Cleveland’s population has shrunk by more than half since 1950, decimating the tax base. It would take $781 million to fix all the homes in the Cleveland metro area that need repairs, according to researchers at the Federal Reserve Bank of Philadelphia. That’s far beyond what the city government can afford. It’s roughly twice what the city pays annually to run its public school system.
Some private money for renovations comes with strings attached. The local gas utility, Dominion Energy, helped pay for the new, more efficient gas furnace in Flora Dillard’s house. Under the terms of Dominion’s program, funding must go for a new gas furnace, rather than an electric heat pump that could greatly reduce greenhouse gas pollution.
Nowak says that he would prefer to maximize the number of homes that his organization can reach, rather than using up limited funds on more expensive equipment required to cut greenhouse emissions in a smaller number of homes.
The Biden administration’s plan to pump money into home renovation could change the situation dramatically. White House budget documents foresee a vast increase in funding for a program that pays for home weatherization, from roughly $200 million and 300 million a year to $17 billion over the next five years.
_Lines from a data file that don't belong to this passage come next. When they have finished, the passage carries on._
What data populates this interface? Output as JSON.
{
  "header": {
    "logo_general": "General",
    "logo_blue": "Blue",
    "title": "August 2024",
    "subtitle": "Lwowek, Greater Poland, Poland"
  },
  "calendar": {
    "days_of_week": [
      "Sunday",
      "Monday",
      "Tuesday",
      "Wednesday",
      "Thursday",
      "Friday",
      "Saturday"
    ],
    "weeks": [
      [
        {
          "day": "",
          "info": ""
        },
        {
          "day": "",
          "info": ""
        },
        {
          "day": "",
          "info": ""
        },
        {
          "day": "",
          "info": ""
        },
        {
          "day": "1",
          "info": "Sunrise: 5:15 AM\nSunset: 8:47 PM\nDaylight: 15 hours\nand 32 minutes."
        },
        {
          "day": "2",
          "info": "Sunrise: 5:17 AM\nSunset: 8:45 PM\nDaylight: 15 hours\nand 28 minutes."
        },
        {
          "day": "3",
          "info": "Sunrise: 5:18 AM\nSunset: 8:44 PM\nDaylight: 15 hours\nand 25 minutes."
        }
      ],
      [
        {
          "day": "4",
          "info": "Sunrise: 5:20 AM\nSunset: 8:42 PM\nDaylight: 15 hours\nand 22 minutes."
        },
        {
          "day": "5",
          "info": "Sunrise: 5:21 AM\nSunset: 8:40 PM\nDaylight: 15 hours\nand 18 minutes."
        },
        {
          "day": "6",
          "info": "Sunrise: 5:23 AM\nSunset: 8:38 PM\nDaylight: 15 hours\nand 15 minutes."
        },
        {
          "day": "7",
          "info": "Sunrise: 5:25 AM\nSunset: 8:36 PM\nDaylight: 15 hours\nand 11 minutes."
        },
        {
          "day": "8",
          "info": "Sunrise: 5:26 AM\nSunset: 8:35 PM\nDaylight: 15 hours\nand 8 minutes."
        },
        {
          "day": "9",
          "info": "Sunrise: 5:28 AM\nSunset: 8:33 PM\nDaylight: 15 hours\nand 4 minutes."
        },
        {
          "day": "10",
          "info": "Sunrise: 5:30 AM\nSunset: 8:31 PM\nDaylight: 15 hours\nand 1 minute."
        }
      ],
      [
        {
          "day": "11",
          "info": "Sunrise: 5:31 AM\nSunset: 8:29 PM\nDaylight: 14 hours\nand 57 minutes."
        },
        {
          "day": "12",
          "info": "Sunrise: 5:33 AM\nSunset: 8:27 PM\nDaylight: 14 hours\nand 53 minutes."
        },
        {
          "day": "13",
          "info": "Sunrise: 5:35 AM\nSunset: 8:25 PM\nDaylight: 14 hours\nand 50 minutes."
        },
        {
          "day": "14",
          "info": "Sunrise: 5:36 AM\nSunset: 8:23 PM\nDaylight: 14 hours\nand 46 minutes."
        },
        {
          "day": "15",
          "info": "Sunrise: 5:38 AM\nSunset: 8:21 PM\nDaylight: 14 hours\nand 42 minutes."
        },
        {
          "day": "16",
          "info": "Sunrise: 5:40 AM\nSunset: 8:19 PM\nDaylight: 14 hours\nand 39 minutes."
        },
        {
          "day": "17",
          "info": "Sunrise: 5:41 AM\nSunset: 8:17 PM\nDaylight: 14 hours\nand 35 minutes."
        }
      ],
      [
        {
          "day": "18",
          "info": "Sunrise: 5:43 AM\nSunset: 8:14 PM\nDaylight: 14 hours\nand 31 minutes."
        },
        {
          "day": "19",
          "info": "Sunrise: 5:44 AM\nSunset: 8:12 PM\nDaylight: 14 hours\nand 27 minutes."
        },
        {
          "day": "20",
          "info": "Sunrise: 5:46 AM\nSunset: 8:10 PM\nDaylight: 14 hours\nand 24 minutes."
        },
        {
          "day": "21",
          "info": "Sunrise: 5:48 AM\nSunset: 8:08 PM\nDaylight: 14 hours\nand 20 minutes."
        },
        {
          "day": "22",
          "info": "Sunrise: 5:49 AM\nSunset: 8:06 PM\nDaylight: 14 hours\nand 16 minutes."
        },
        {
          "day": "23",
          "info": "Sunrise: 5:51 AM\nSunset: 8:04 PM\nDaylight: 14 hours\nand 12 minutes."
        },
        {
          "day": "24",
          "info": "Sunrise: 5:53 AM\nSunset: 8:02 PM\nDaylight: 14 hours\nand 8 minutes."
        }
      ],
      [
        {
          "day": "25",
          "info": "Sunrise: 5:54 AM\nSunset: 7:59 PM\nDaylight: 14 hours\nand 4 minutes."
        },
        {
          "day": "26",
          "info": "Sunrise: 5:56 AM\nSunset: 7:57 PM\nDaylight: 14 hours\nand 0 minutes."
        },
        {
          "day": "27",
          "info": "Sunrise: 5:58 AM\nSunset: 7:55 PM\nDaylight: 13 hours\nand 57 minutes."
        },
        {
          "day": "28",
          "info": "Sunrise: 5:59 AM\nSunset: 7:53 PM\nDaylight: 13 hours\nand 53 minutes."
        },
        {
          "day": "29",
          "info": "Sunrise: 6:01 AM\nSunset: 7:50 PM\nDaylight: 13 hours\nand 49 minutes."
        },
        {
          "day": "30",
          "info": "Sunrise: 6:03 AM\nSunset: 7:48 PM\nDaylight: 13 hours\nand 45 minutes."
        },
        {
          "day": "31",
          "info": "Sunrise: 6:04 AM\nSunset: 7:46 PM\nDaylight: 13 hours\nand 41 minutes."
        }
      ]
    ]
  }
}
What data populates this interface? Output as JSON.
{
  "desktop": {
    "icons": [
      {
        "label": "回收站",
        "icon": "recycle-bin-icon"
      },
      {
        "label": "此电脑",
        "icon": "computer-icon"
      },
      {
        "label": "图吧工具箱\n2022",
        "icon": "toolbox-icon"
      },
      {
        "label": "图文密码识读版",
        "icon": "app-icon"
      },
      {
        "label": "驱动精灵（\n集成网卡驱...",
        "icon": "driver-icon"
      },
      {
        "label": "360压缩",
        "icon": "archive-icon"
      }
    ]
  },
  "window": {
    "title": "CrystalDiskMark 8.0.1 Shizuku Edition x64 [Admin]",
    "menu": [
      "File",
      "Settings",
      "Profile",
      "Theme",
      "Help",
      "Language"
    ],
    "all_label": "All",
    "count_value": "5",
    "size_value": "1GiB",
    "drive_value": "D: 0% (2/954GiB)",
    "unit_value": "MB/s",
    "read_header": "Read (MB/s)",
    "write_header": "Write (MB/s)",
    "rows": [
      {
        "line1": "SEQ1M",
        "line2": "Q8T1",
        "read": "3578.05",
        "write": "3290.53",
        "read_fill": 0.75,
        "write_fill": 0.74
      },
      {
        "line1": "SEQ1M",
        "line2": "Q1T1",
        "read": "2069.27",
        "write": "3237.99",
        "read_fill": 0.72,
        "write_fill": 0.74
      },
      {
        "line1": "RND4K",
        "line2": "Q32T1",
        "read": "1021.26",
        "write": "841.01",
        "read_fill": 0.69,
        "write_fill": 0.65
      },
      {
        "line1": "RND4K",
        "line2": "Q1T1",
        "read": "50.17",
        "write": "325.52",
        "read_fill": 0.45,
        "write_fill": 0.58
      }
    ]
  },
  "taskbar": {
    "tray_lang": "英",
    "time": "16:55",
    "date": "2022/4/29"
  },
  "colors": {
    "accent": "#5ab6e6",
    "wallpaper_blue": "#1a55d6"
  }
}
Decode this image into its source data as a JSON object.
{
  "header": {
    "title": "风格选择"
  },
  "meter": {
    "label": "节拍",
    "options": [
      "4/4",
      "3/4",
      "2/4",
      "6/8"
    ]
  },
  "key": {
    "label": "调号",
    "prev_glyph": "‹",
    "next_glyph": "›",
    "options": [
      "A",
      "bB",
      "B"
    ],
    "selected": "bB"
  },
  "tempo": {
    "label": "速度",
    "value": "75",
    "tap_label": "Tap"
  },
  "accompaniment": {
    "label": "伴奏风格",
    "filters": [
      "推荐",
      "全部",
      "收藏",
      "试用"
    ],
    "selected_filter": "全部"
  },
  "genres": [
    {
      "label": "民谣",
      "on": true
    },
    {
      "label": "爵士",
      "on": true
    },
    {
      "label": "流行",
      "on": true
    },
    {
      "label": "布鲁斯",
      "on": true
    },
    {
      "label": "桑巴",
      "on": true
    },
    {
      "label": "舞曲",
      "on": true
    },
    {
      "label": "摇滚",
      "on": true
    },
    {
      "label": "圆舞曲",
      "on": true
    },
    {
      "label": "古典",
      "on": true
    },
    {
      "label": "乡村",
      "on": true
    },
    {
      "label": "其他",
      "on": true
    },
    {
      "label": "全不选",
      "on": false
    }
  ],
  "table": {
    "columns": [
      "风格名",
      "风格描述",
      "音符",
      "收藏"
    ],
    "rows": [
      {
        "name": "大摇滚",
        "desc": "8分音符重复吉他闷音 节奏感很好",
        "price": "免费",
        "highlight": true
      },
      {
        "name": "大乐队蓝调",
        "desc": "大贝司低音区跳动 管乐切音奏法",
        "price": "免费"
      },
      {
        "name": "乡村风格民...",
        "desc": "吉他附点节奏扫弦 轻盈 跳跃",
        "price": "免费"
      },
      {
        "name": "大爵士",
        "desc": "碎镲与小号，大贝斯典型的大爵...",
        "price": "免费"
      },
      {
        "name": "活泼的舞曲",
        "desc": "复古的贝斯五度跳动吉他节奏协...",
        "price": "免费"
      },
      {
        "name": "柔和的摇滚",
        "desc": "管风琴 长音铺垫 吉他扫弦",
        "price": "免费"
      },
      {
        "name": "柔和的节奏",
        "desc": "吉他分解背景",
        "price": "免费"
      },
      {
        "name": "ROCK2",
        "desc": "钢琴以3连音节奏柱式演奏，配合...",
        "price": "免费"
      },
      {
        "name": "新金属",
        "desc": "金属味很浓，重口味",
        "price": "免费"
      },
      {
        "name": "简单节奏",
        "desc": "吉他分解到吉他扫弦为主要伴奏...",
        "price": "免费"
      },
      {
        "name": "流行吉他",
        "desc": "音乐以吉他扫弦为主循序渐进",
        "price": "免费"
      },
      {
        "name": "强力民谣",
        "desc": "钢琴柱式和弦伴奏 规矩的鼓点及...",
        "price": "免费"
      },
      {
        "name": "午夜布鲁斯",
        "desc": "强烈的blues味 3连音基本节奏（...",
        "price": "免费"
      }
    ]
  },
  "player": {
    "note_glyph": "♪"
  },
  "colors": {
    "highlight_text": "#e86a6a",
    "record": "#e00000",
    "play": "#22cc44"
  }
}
The administration also wants to pour $40 billion into renovations of public housing and $27 billion into a “clean energy accelerator” that would act as a nonprofit bank that could finance energy-saving projects of all sorts.
Cecilia Martinez, senior director of environmental justice at the White House Council on Environmental Quality, says the administration’s plan has to be big because it’s addressing problems that are huge and rooted in a history of discrimination. “We have an opportunity now. This is our key opportunity to transform our economy as well as our infrastructure,” she says.
Funding alone won’t get the job done, though, even if Congress approves it. Renovating homes on such a large scale will demand a rapid scale-up of hiring by private construction firms and new efforts to reach homeowners whose buildings need work.
Reames, who was interviewed before he took his new job at the DOE, says it also may require a new approach. The government’s current programs rely on homeowners to take the initiative and apply for aid. Flora Dillard, in Cleveland, was fortunate: Her niece told her about the programs, and when Dillard went to the municipal offices to fill out the paperwork, a former schoolmate was working there and helped her do it correctly.
Reames would like cities to approach housing as essential infrastructure that they regularly assess, rather than waiting for homeowners to reach out. “I used to work in local government,” Reames says, “and we planned out our water pipe replacements, street replacements, based on the age of that infrastructure. And it’s the same with housing.”
Houses in a particular neighborhood often were constructed at roughly the same time and may have similar problems. He says cities could put entire neighborhoods on a schedule and go door to door, checking to see what each one needs.
Kimberly Foreman, executive director of Environmental Health Watch who has worked in Cleveland’s neighborhoods for decades, says these efforts do require patience. “We always have got to ask the community, what do they want?” she says, “versus saying, ‘We have the answer; you should do this.’ “
You can renovate homes and install new equipment, she says, but those upgrades will only function well if people who live there understand the changes and actually see the value in them.